Guo Penghong, Rivera Daniel E, Savage Jennifer S, Downs Danielle S
School for Engineering of Matter, Transport, and Energy, Arizona State University, Tempe, AZ 85281 USA.
Center for Childhood Obesity Research and the Department of Nutritional Sciences, Penn State University, University Park, PA, USA.
IFAC Pap OnLine. 2017 Jul;50(1):13532-13537. doi: 10.1016/j.ifacol.2017.08.2347. Epub 2017 Oct 18.
The growing prevalence of obesity and related health problems warrants immediate need for effective weight control interventions. Quantitative energy balance models serve as powerful tools to assist in these interventions, as a result of their ability to accurately predict individual weight change based on reliable measurements of energy intake and energy expenditure. However, the data collected in most existing weight interventions is self-monitored; these measurements often have significant noise or experience losses resulting from participant non-adherence, which in turn, limits accurate model estimation.
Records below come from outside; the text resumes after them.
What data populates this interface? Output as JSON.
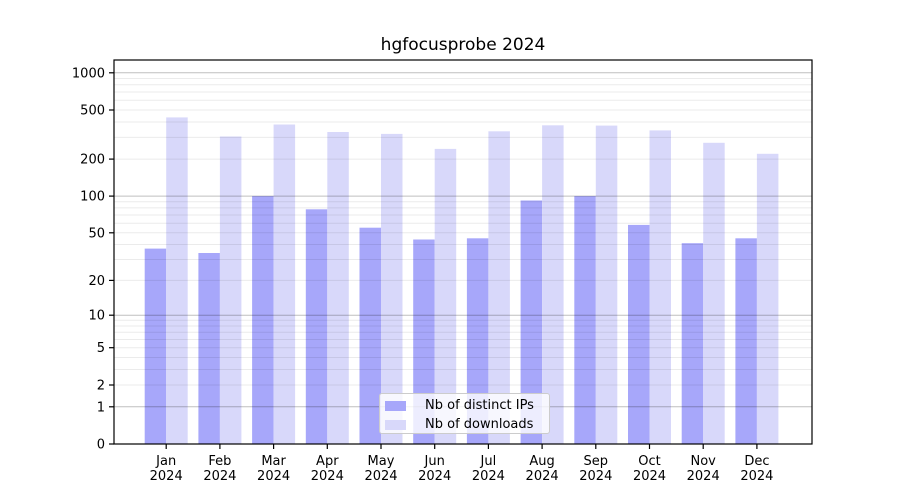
{
  "title": "hgfocusprobe 2024",
  "chart_data": {
    "type": "bar",
    "title": "hgfocusprobe 2024",
    "y_scale": "log10(value+1)",
    "ylim": [
      0,
      1285
    ],
    "y_ticks": [
      0,
      1,
      2,
      5,
      10,
      20,
      50,
      100,
      200,
      500,
      1000
    ],
    "grid": true,
    "legend_position": "lower center inside plot",
    "year_label": "2024",
    "month_labels": [
      "Jan",
      "Feb",
      "Mar",
      "Apr",
      "May",
      "Jun",
      "Jul",
      "Aug",
      "Sep",
      "Oct",
      "Nov",
      "Dec"
    ],
    "categories": [
      "Jan 2024",
      "Feb 2024",
      "Mar 2024",
      "Apr 2024",
      "May 2024",
      "Jun 2024",
      "Jul 2024",
      "Aug 2024",
      "Sep 2024",
      "Oct 2024",
      "Nov 2024",
      "Dec 2024"
    ],
    "series": [
      {
        "name": "Nb of distinct IPs",
        "color": "#a7a7fa",
        "values": [
          37,
          34,
          100,
          78,
          55,
          44,
          45,
          92,
          100,
          58,
          41,
          45
        ]
      },
      {
        "name": "Nb of downloads",
        "color": "#d8d8fa",
        "values": [
          436,
          305,
          382,
          332,
          320,
          242,
          336,
          376,
          374,
          342,
          271,
          221
        ]
      }
    ],
    "colors": {
      "frame": "#000000",
      "major_grid": "#c3c3c3",
      "minor_grid": "#ebebeb",
      "legend_border": "#cccccc"
    }
  }
}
To address this issue, we develop a Kalman filter-based estimation algorithm for a practical scenario where on-line state estimation for weight, or energy intake/expenditure is still possible despite correlated partial data losses. To account for non-linearities in the models, an algorithm based on extended Kalman filtering is also developed for sequential state estimation in the presence of missing data. Simulation studies are presented to illustrate the performance of the algorithms and the potential benefits of these techniques in real-life interventions.
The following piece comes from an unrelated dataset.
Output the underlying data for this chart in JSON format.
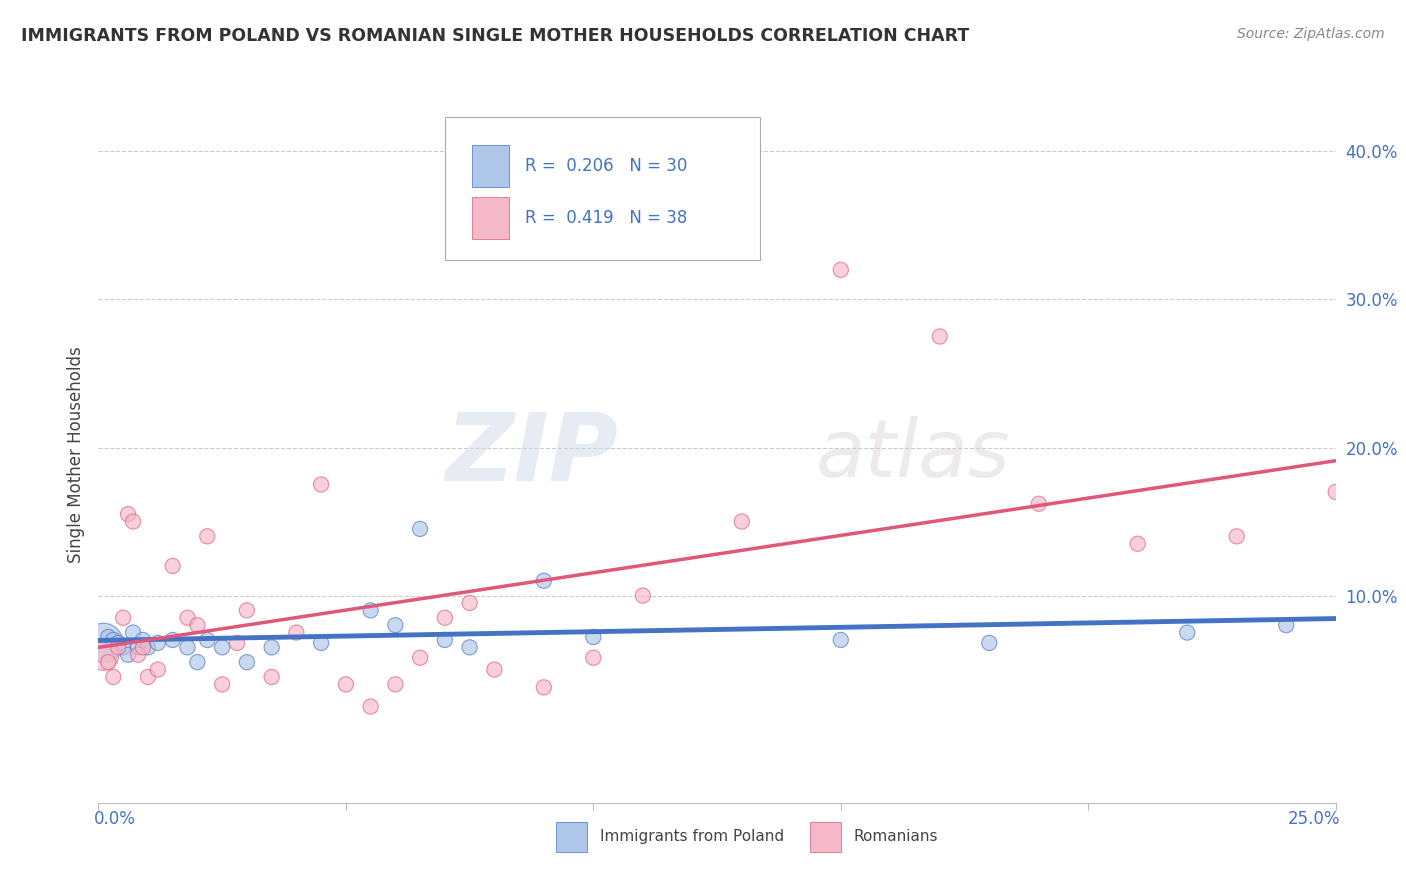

肥胖及相关健康问题的日益普遍,使得当下迫切需要有效的体重控制干预措施。定量能量平衡模型是协助开展这些干预措施的有力工具,因为它们能够基于可靠的能量摄入和能量消耗测量值,准确预测个体体重变化。然而,大多数现有体重干预措施所收集的数据是自我监测的;这些测量值往往存在大量噪声,或者因参与者不依从而出现数据缺失,进而限制了模型的准确估计。为解决这一问题,我们针对一种实际场景开发了一种基于卡尔曼滤波器的估计算法,即便存在相关的部分数据丢失,仍可对体重或能量摄入/消耗进行在线状态估计。为了考虑模型中的非线性因素,还开发了一种基于扩展卡尔曼滤波的算法,用于在存在缺失数据的情况下进行序列状态估计。本文给出了仿真研究,以说明这些算法的性能以及这些技术在实际干预中的潜在益处。